The metal piece is from the Titanic’s starboard section.
thane and the foam on it has split.”
The Apollo capsule belongs to the
Smithsonian Institute, Watson explained,
and experts there wanted it repaired –
but they wanted the original material
and fabric left intact.
“We found a way, with a special cloth
that we have, to repair the cracks in such
a way that you can’t see them, but yet all
the original material is there,” he said.

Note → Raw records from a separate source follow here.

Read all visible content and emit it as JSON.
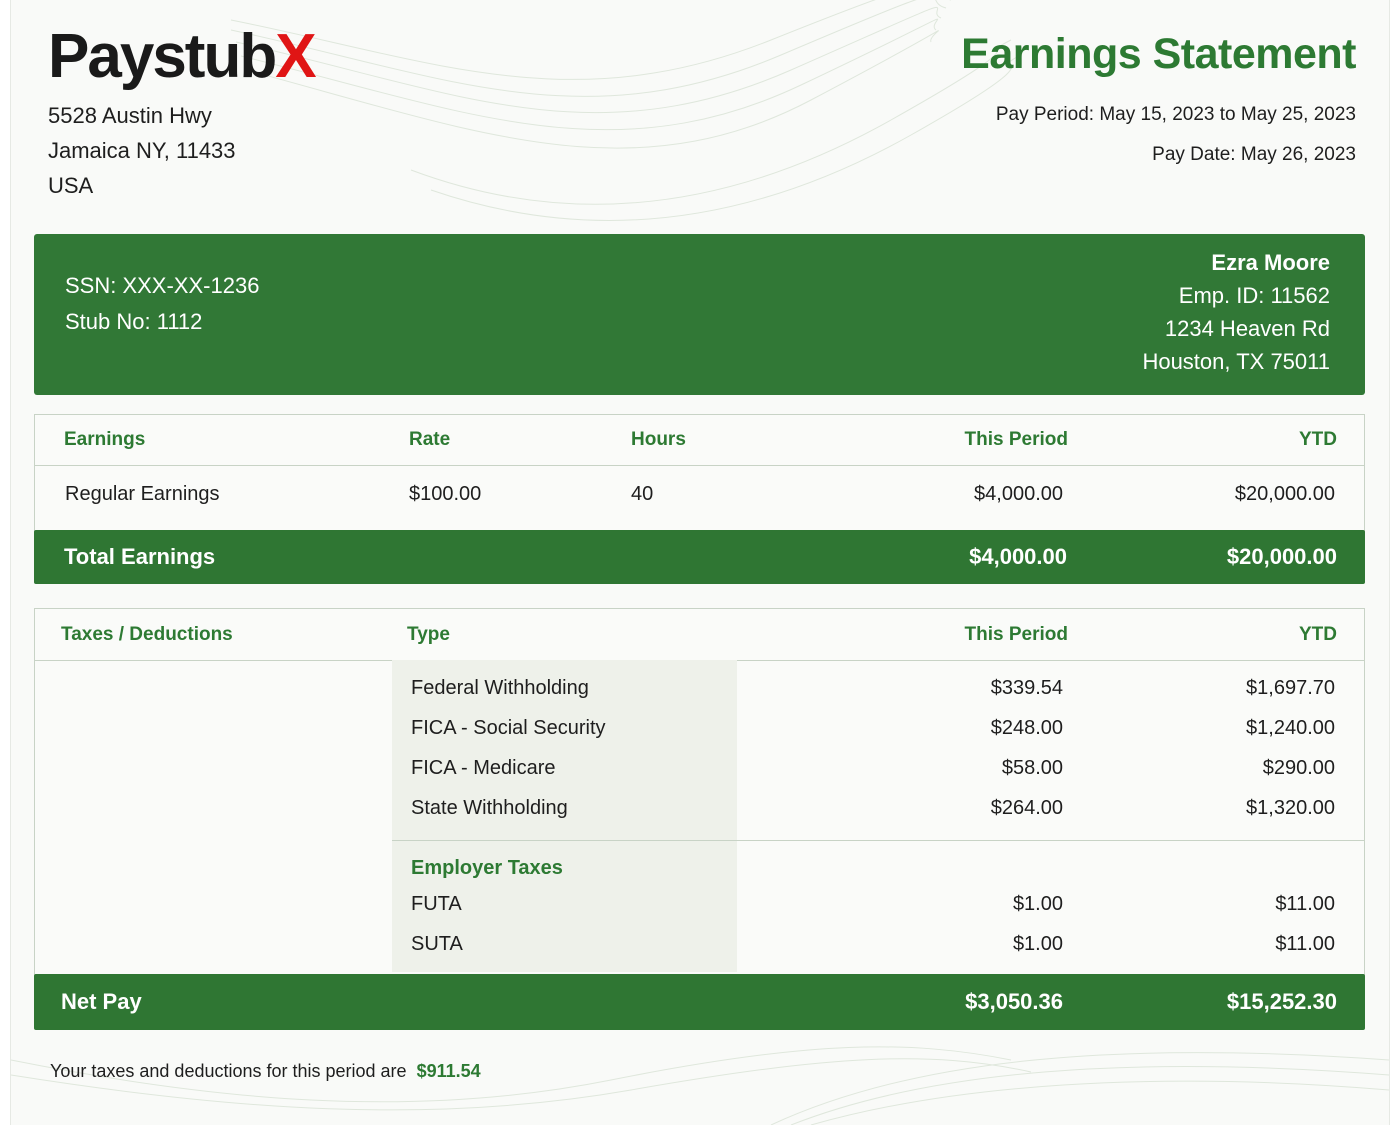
{
  "company": {
    "logo_main": "Paystub",
    "logo_accent": "X",
    "address_line1": "5528 Austin Hwy",
    "address_line2": "Jamaica NY, 11433",
    "address_line3": "USA"
  },
  "statement": {
    "title": "Earnings Statement",
    "pay_period": "Pay Period: May 15, 2023 to May 25, 2023",
    "pay_date": "Pay Date: May 26, 2023"
  },
  "employee": {
    "ssn": "SSN: XXX-XX-1236",
    "stub_no": "Stub No: 1112",
    "name": "Ezra Moore",
    "emp_id": "Emp. ID: 11562",
    "address_line1": "1234 Heaven Rd",
    "address_line2": "Houston, TX 75011"
  },
  "earnings": {
    "headers": {
      "earnings": "Earnings",
      "rate": "Rate",
      "hours": "Hours",
      "this_period": "This Period",
      "ytd": "YTD"
    },
    "rows": [
      {
        "label": "Regular Earnings",
        "rate": "$100.00",
        "hours": "40",
        "this_period": "$4,000.00",
        "ytd": "$20,000.00"
      }
    ],
    "total": {
      "label": "Total Earnings",
      "this_period": "$4,000.00",
      "ytd": "$20,000.00"
    }
  },
  "deductions": {
    "headers": {
      "taxes": "Taxes / Deductions",
      "type": "Type",
      "this_period": "This Period",
      "ytd": "YTD"
    },
    "rows": [
      {
        "type": "Federal Withholding",
        "this_period": "$339.54",
        "ytd": "$1,697.70"
      },
      {
        "type": "FICA - Social Security",
        "this_period": "$248.00",
        "ytd": "$1,240.00"
      },
      {
        "type": "FICA - Medicare",
        "this_period": "$58.00",
        "ytd": "$290.00"
      },
      {
        "type": "State Withholding",
        "this_period": "$264.00",
        "ytd": "$1,320.00"
      }
    ],
    "employer_heading": "Employer Taxes",
    "employer_rows": [
      {
        "type": "FUTA",
        "this_period": "$1.00",
        "ytd": "$11.00"
      },
      {
        "type": "SUTA",
        "this_period": "$1.00",
        "ytd": "$11.00"
      }
    ]
  },
  "net_pay": {
    "label": "Net Pay",
    "this_period": "$3,050.36",
    "ytd": "$15,252.30"
  },
  "footer": {
    "text": "Your taxes and deductions for this period are",
    "amount": "$911.54"
  },
  "colors": {
    "brand_green": "#317836",
    "accent_red": "#e01515"
  }
}
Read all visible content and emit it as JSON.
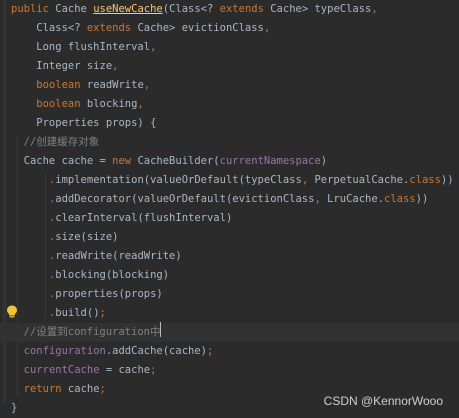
{
  "code": {
    "lines": [
      [
        {
          "t": "public ",
          "c": "kw"
        },
        {
          "t": "Cache ",
          "c": "text"
        },
        {
          "t": "useNewCache",
          "c": "fn-hl"
        },
        {
          "t": "(Class<? ",
          "c": "text"
        },
        {
          "t": "extends ",
          "c": "kw"
        },
        {
          "t": "Cache> typeClass",
          "c": "text"
        },
        {
          "t": ",",
          "c": "kw"
        }
      ],
      [
        {
          "t": "    Class<? ",
          "c": "text"
        },
        {
          "t": "extends ",
          "c": "kw"
        },
        {
          "t": "Cache> evictionClass",
          "c": "text"
        },
        {
          "t": ",",
          "c": "kw"
        }
      ],
      [
        {
          "t": "    Long flushInterval",
          "c": "text"
        },
        {
          "t": ",",
          "c": "kw"
        }
      ],
      [
        {
          "t": "    Integer size",
          "c": "text"
        },
        {
          "t": ",",
          "c": "kw"
        }
      ],
      [
        {
          "t": "    ",
          "c": "text"
        },
        {
          "t": "boolean ",
          "c": "kw"
        },
        {
          "t": "readWrite",
          "c": "text"
        },
        {
          "t": ",",
          "c": "kw"
        }
      ],
      [
        {
          "t": "    ",
          "c": "text"
        },
        {
          "t": "boolean ",
          "c": "kw"
        },
        {
          "t": "blocking",
          "c": "text"
        },
        {
          "t": ",",
          "c": "kw"
        }
      ],
      [
        {
          "t": "    Properties props) {",
          "c": "text"
        }
      ],
      [
        {
          "t": "  //创建缓存对象",
          "c": "comment"
        }
      ],
      [
        {
          "t": "  Cache cache = ",
          "c": "text"
        },
        {
          "t": "new ",
          "c": "kw"
        },
        {
          "t": "CacheBuilder(",
          "c": "text"
        },
        {
          "t": "currentNamespace",
          "c": "field"
        },
        {
          "t": ")",
          "c": "text"
        }
      ],
      [
        {
          "t": "      ",
          "c": "text"
        },
        {
          "t": ".",
          "c": "dot"
        },
        {
          "t": "implementation(valueOrDefault(typeClass",
          "c": "text"
        },
        {
          "t": ", ",
          "c": "kw"
        },
        {
          "t": "PerpetualCache.",
          "c": "text"
        },
        {
          "t": "class",
          "c": "kw"
        },
        {
          "t": "))",
          "c": "text"
        }
      ],
      [
        {
          "t": "      ",
          "c": "text"
        },
        {
          "t": ".",
          "c": "dot"
        },
        {
          "t": "addDecorator(valueOrDefault(evictionClass",
          "c": "text"
        },
        {
          "t": ", ",
          "c": "kw"
        },
        {
          "t": "LruCache.",
          "c": "text"
        },
        {
          "t": "class",
          "c": "kw"
        },
        {
          "t": "))",
          "c": "text"
        }
      ],
      [
        {
          "t": "      ",
          "c": "text"
        },
        {
          "t": ".",
          "c": "dot"
        },
        {
          "t": "clearInterval(flushInterval)",
          "c": "text"
        }
      ],
      [
        {
          "t": "      ",
          "c": "text"
        },
        {
          "t": ".",
          "c": "dot"
        },
        {
          "t": "size(size)",
          "c": "text"
        }
      ],
      [
        {
          "t": "      ",
          "c": "text"
        },
        {
          "t": ".",
          "c": "dot"
        },
        {
          "t": "readWrite(readWrite)",
          "c": "text"
        }
      ],
      [
        {
          "t": "      ",
          "c": "text"
        },
        {
          "t": ".",
          "c": "dot"
        },
        {
          "t": "blocking(blocking)",
          "c": "text"
        }
      ],
      [
        {
          "t": "      ",
          "c": "text"
        },
        {
          "t": ".",
          "c": "dot"
        },
        {
          "t": "properties(props)",
          "c": "text"
        }
      ],
      [
        {
          "t": "      ",
          "c": "text"
        },
        {
          "t": ".",
          "c": "dot"
        },
        {
          "t": "build()",
          "c": "text"
        },
        {
          "t": ";",
          "c": "kw"
        }
      ],
      [
        {
          "t": "  //设置到configuration中",
          "c": "comment"
        }
      ],
      [
        {
          "t": "  ",
          "c": "text"
        },
        {
          "t": "configuration",
          "c": "field"
        },
        {
          "t": ".addCache(cache)",
          "c": "text"
        },
        {
          "t": ";",
          "c": "kw"
        }
      ],
      [
        {
          "t": "  ",
          "c": "text"
        },
        {
          "t": "currentCache ",
          "c": "field"
        },
        {
          "t": "= cache",
          "c": "text"
        },
        {
          "t": ";",
          "c": "kw"
        }
      ],
      [
        {
          "t": "  ",
          "c": "text"
        },
        {
          "t": "return ",
          "c": "kw"
        },
        {
          "t": "cache",
          "c": "text"
        },
        {
          "t": ";",
          "c": "kw"
        }
      ],
      [
        {
          "t": "}",
          "c": "text"
        }
      ]
    ]
  },
  "watermark": "CSDN @KennorWooo",
  "icons": {
    "intention": "lightbulb-icon"
  },
  "colors": {
    "background": "#2b2b2b",
    "keyword": "#cc7832",
    "method": "#ffc66d",
    "field": "#9876aa",
    "comment": "#808080",
    "text": "#a9b7c6"
  }
}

“The Smithsonian has already looked at
those repairs and approved them. That
was a big deal.”
The NASA connection coincidently
led to Surmac’s contract to work on a
piece of the Titanic.
“At the same time, Joe Sembrat said
he had a piece of antiquity that he want-
ed to store in my warehouse,” Watson
said. Lease negotiations were completed
and an agreement was signed.
“They showed up with a tractor-trailer and there’s a piece of metal inside of it,
about 30 or more feet long by 12 feet
high,” he recalled. “They uncrated it and,
low and behold, it is largest piece of the
Titanic ever brought to the surface.“
The RMS Titanic, the largest ship in
the world at the time and described as
“practically unsinkable,” struck an iceberg on April 15, 1912, and split in two.
Some 1,523 people died, including the
ship’s designer, the co-owner of Macy’s
Department Store and millionaire John
Jacob Astor IV. Some 705 were rescued.
The 38,000-pound artifact, owned
by RMS Titanic Inc. of Florida, has been
on exhibit all over the world. The curved
metal hunk is a portion of the famous
ship’s first-class section on the starboard
side and has three portholes, two of them
still with their brass fittings and some
partial glass in them.
“We are also experts in ultra-high
pressure water jetting for certain applications and removal of surfaces,” Watson
said. “We did a plan and submitted a bid
to Conservation Solutions.
“We won the contract and, with Sembrat, assisted in the restoration of the Titanic piece,” he said.
“We cleaned it with four different
pressure variations, with Marvin Boatman of Boatman Industries supplying
the high-pressure pumps. We treated it
with three different corrosion treatments
to bring the salt out of it, and put a tannic
acid as the finish coat to help spring more
salt, and then put a paraffin wax over the
top of it as the final preservative.
“We’ve had it in a dehumidification
chamber for five months, sucking all the
excess moisture out of it. And before the
end of the year, it will be crated. After
that, we will store it for another year.
They are thinking about putting it on
permanent display at the Maritime Museum in Virginia.”
Surmac is a hard company to classify.
Originally created as a water jetting and
coating firm, it quickly branched out. “It
really developed from there into concrete
and specialty work, basically as a way to
keep work coming in when things would
slow down. One thing led to another,
and now we’re pretty well known in certain circles.”
Watson’s historic restorations include
the old U.S. Mint in New Orleans, the Rose
Window at San Antonio’s San Jose Mission, numerous old courthouses, including Bexar County’s, the Steves Homestead and the Spanish Governor’s House
in San Antonio.
The company does maintenance on
ships at sea, has coated tunnels and 30below-zero blast freezers and, within the
last few years, developed a roofing system from foam and super, state-of-theart thermoplastic coating. A recent job
was covering the roof of the Waco hanger
where Air Force One is stored when
George W. Bush goes to his Crawford
ranch.
What’s next for the company? “We’re
opening a San Antonio office and warehouse,” Watson said, “where our sales
manager, Art Dresch, will be based.
“We specialize in fast turnarounds in
critical situations,” he explained. “And
we’re always on the lookout for challenging, interesting jobs.”